On December 10, 2020, President Trump formally announced that the Government of Israel and the Kingdom of Morocco will normalize their bilateral relationship, marking the fourth Arab country that recognizes Israel as a result of the Abraham Accords. Over the coming months, the new agreement will allow the two countries to resume full diplomatic relations, increase cooperation on security and economic matters, and open up regular flights between Morocco and Israel.
Concerns remain over how the normalization of ties between Arab nations and Israel will affect Palestinian self-determination rights and the final political status of the Palestinian territory, which remains under Israeli occupation. This is important because the Morocco-Israel agreement also includes U.S. recognition of Morocco’s claim to the Western Sahara, despite broad international recognition of the indigenous Sahrawi’s right to self-determination.
Prior to the Trump Administration, both Democratic and Republican Administrations had consistently refrained from adopting a position on the Western Sahara’s political status. Instead, all previous Administrations supported international diplomatic efforts under MINURSO – the U.N. peacekeeping mission mandated with providing a referendum for the Sahrawi on self-determination.

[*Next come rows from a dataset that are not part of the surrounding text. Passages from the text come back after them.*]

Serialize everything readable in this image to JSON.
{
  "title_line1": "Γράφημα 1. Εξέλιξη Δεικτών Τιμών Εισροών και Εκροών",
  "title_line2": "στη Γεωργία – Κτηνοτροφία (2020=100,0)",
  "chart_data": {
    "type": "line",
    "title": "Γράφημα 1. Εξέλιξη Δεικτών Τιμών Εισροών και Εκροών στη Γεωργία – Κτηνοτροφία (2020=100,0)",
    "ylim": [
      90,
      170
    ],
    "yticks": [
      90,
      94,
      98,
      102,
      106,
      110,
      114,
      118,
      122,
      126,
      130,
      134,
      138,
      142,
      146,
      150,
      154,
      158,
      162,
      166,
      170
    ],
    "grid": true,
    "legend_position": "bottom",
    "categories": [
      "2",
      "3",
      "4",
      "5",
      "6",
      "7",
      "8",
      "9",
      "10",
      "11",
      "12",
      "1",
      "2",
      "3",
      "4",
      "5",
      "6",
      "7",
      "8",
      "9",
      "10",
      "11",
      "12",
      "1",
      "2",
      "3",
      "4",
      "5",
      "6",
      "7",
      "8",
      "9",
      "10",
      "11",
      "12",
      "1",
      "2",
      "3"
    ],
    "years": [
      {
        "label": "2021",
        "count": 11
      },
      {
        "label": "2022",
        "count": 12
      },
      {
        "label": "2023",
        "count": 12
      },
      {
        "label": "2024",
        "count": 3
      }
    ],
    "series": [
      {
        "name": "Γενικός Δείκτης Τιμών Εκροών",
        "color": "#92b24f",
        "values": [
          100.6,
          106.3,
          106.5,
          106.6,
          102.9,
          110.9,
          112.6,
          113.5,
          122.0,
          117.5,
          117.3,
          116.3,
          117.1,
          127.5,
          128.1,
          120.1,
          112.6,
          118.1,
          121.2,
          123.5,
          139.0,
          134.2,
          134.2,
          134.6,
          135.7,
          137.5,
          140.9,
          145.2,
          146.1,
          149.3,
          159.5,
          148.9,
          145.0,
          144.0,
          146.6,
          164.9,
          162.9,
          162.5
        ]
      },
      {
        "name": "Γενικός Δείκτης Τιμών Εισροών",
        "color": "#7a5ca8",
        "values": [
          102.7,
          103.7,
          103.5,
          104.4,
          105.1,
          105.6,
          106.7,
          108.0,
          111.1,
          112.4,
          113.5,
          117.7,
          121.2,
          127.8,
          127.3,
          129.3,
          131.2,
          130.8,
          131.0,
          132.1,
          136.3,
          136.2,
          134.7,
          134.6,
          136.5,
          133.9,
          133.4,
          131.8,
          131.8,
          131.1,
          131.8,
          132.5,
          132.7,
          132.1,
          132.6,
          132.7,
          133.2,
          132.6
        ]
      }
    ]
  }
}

Against this backdrop, a handful of companies have sought to source natural resources from the Moroccan-occupied portion of the Western Sahara. The activities of these companies have included exploring for hydrocarbons in offshore Western Sahara, fishing operations off the Western Sahara coast, and purchasing phosphates mined in the territory.
It is important for companies that source or are considering sourcing from the Western Sahara to bear in mind a key fact: Morocco’s occupation of the Western Sahara is illegal under international law and Morocco’s political consolidation of the territory, by way of such occupation, has led to gross human rights violations aimed at suppressing Sahrawi resistance to Moroccan rule. Under a landmark Advisory Opinion issued in 1975 – the year Morocco annexed much of the Western Sahara – the International Court of Justice unequivocally ruled that Morocco had no historical or legal claim to the territory.
The Legal Advisor to the United Nations has expressly stated that Morocco’s sale of the Western Sahara’s resources is illegal and violates the fundamental rights of the Sahrawi. Moreover, the European Union’s Court of Justice ruled in 2016 that trade agreements between the European Union and Morocco do not apply to products sourced from the Western Sahara because Morocco does not have a legal right to the territory.
Additionally, myriad U.N. General Assembly resolutions stipulate that no territorial acquisition resulting from the threat or use of force shall be recognized as legal, and therefore constitutes a violation of international humanitarian law.
Accordingly, although recognition of Morocco’s claim of sovereignty over the Western Sahara may now be the Trump Administration’s policy, that policy contravenes international law, violates internationally recognized human rights principles, and does not change the obligation of companies to ensure that their operations and supply chain activities do not infringe upon the human rights of the Saharawi people.
If a company were to enter into a contract with the Government of Morocco to buy the natural resources of the Western Sahara, that contract would be per se illegal under international law. Notably, it would be just as illegal for the company to source those natural resources from Morocco, without establishing a physical presence in Africa, as it would be for the company to directly harvest the resources in the territory without the consent of the Saharawi.
In assessing any business activity related to the Western Sahara, companies should give careful consideration to the U.N. Guiding Principles on Business and Human Rights (UNGPs) — the primary international framework setting corporate responsibilities for respecting human rights. The UNGPs make clear that companies have an obligation to avoid committing or contributing to human rights violations, and call upon businesses to conduct robust due diligence to prevent potential harms to rights-holders.
The UNGPs framework sets criteria for determining the relationship between corporate activities and human rights harms as well as the human rights risks associated with such activities. Based on these criteria, any company that sources from Moroccan-occupied Western Sahara would face significant reputational risks and could also face legal challenges if their operations cause, contribute, or can be linked to human rights violations in the territory.
The incoming Biden Administration will encounter significant pressure from Members of Congress, human rights organizations, and legal scholars to reverse U.S. recognition of Morocco’s claims to the Western Sahara and to reaffirm MINURSO’s mandate. The Sahrawi’s right to self-determination enjoys bipartisan support from liberal and conservative Members of Congress, ranging from Senator Patrick Leahy (D-VT) to Senator James Inhofe (R-OK). Moreover, foreign policy experts, including former National Security Advisor John Bolton, House Foreign Affairs Committee Chairman Eliot Engel (D-NY), and former Secretary of State James Baker have decried Trump’s new policy and called for its reversal. This will make it easier for the new Administration to restore U.S. adherence to internationally recognized principles.
Accordingly, companies considering business in the region are strongly advised to ensure that their operations are consistent with international standards and their supply chains do not include products from Western Sahara purchased through Morocco.